Phileine's monster train at Groningen station

We all know the feeling. That moment when you're stuck on another delayed intercity, you spill coffee on your trousers, and you swear you're going to write a strongly worded letter to NS Reizigers B.V. NS's image? It hasn't exactly had a fresh coat of paint in recent years. Then along comes Phileine. She didn't draw up another report on punctuality; she drew up a train full of monsters. And today, that train made its official debut. Not some stiff PR stunt, but a genuine reason to smile.

I was there when she got off. The smile on her face was wider than the nose of the Honda NSX I saw tearing down the Autobahn years ago. Only this was a quiet kind of joy. Her design stood out among the many entries, a conductor told me. And you know what the best part is? While the rest of the country was grumbling about delays of a few minutes, this train was exactly on time. Down to the nanosecond it rolled into the station. It was as if time itself decided to play along for an 8-year-old.

I overheard a father saying to his son, "Look, that's the one!" and it reminded me of that old computer term, nslookup. Back when the internet was still an adventure, you'd use that command to see where a website was really coming from. It felt like Phileine, with her drawings, did an nslookup on the soul of NS. She was searching for where the fun and imagination had gone, and she found them again in her own monster doodles.

What makes this so special? Let me tell you:

  • The timing was perfect: Right when the debate about schedules and fines was heating up again, this initiative came along. Not a press release, but a real monster on wheels.
  • It belongs to all of us: The train wasn't dreamed up by a marketing agency in Amsterdam, but by a little girl from Zutphen. That's what makes it authentic.
  • It breaks the routine: Travel is often just from A to B, head down, earbuds in. Today, people looked up. They pointed. They laughed.

And those details on the train... I saw a monster holding onto a platform post like it was a lollipop. Another had wheels with eyes that seemed to watch you the whole ride. It's almost a shame this train isn't a regular sight on international routes. Just imagine: NS International to Berlin, but with a grinning dragon on the side. Now that would be a conversation starter.

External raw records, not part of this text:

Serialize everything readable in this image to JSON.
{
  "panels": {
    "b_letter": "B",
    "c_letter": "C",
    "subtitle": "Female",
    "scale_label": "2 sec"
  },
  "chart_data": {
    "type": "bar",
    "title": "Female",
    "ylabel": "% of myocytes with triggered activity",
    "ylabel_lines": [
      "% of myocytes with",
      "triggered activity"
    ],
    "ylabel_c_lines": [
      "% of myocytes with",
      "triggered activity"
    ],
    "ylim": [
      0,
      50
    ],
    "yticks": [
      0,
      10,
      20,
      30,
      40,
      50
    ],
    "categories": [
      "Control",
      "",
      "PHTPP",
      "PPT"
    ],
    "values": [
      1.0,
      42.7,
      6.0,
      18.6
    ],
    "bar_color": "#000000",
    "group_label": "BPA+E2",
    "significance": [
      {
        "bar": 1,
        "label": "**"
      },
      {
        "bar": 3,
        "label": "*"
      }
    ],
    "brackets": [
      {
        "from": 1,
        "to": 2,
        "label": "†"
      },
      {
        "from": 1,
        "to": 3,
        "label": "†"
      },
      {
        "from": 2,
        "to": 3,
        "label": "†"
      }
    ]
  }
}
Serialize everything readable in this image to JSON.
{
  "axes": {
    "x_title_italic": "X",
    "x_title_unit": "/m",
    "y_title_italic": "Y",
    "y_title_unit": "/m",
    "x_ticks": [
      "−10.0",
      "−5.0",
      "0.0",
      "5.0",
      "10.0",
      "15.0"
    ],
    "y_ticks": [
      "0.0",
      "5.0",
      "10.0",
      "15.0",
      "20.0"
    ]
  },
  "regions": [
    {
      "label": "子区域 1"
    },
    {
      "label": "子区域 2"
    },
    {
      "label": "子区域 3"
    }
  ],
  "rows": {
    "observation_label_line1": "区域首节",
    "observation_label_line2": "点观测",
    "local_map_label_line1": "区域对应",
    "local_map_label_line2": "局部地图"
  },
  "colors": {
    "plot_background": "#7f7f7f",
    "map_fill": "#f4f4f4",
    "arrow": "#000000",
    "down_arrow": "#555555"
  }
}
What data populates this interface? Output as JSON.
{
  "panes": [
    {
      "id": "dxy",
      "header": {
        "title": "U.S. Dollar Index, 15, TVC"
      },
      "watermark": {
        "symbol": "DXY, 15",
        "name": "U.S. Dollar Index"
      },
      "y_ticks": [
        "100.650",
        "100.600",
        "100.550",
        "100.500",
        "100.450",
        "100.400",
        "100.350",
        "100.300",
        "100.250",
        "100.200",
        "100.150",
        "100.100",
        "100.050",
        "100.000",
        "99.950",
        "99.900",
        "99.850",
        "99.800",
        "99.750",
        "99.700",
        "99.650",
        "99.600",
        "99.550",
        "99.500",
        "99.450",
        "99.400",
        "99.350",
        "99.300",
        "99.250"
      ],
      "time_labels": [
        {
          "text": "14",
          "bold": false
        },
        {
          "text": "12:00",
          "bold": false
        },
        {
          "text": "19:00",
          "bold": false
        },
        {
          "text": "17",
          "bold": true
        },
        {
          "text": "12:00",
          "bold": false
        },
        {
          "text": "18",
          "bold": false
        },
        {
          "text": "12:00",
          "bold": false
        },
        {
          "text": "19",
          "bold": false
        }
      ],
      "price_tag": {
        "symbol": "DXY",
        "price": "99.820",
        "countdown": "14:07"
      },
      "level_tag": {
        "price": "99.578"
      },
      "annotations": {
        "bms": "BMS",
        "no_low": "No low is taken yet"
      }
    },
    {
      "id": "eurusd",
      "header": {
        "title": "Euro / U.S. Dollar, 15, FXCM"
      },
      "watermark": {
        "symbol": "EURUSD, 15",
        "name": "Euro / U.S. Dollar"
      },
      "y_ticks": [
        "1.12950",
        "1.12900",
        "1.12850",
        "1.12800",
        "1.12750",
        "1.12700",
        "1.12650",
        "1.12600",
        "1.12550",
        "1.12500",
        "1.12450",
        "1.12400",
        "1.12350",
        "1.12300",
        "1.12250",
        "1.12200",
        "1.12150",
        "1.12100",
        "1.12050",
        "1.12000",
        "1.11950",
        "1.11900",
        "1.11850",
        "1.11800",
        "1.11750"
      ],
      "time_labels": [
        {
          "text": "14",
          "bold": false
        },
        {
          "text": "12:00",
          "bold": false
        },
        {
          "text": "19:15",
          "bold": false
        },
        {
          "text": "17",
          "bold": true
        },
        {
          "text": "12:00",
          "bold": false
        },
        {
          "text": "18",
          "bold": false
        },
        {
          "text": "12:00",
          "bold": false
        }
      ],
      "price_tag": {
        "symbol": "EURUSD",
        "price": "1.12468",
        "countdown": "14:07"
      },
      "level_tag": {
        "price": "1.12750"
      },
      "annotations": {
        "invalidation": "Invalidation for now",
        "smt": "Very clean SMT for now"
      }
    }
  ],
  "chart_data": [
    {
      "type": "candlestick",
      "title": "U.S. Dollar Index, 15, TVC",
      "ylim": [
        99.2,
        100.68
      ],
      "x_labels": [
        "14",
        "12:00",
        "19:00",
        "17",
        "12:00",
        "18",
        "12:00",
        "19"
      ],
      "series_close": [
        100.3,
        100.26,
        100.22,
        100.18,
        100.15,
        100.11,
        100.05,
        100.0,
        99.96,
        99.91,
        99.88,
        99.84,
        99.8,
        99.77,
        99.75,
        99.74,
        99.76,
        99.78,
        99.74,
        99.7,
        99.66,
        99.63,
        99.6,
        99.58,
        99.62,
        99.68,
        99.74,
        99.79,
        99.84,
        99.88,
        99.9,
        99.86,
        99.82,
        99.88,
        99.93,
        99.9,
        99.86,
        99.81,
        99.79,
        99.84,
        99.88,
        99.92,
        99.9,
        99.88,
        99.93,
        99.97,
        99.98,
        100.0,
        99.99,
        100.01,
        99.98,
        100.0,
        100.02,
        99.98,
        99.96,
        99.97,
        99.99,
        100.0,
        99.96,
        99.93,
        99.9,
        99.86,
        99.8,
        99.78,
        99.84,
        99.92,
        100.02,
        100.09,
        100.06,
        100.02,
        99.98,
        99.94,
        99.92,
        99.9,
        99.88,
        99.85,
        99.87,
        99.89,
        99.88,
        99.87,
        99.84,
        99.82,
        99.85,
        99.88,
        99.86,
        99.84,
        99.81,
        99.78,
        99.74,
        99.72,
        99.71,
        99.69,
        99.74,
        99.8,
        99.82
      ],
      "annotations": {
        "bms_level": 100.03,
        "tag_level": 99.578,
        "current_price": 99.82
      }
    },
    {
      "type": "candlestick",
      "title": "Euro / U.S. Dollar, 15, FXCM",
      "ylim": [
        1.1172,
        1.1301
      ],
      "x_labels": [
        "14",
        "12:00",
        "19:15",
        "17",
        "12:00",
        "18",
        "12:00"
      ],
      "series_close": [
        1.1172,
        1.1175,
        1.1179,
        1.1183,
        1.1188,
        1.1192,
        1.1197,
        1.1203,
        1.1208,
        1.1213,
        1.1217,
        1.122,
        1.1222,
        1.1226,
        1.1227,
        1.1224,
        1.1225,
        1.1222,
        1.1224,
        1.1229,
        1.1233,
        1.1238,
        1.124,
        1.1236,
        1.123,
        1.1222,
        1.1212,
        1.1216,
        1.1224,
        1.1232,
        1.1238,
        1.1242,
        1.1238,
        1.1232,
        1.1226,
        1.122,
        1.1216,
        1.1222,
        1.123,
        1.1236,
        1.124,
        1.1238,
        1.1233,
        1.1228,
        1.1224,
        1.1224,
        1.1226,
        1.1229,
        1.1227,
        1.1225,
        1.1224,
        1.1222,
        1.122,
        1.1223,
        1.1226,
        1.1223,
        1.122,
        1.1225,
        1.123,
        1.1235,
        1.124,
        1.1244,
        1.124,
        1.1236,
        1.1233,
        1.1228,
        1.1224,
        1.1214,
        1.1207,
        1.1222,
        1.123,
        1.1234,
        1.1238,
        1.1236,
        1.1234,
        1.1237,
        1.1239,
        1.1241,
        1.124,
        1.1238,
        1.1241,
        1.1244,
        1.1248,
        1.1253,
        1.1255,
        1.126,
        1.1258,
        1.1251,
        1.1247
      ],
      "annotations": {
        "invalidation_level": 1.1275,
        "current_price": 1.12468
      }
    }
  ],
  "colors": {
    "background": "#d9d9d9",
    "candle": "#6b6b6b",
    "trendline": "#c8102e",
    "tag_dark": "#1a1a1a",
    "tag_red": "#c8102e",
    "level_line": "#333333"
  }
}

Phileine walked along the carriages with her dad. She had a small backpack on and looked like she'd just come back from a trip around the world. Her father told me she'd been working on the drawings for months. A new monster, every single night. Some were scary, others just a bit quirky. And it was exactly that combination that stood out. It's that sense of uninhibited creativity. Something we adults sometimes scroll past too quickly.

So yes, NS still has a long way to go with punctuality and customer service. But today, at Groningen's main station, it wasn't about the numbers for a while. It was about a child who, with a marker and paper, held up a mirror to a state-owned company. And that mirror was full of monsters that were actually quite endearing. If you ask me, we need more of that. Maybe they should do that nslookup more often at NS: searching for that spark of magic that still exists. Today, they found it in a monster train.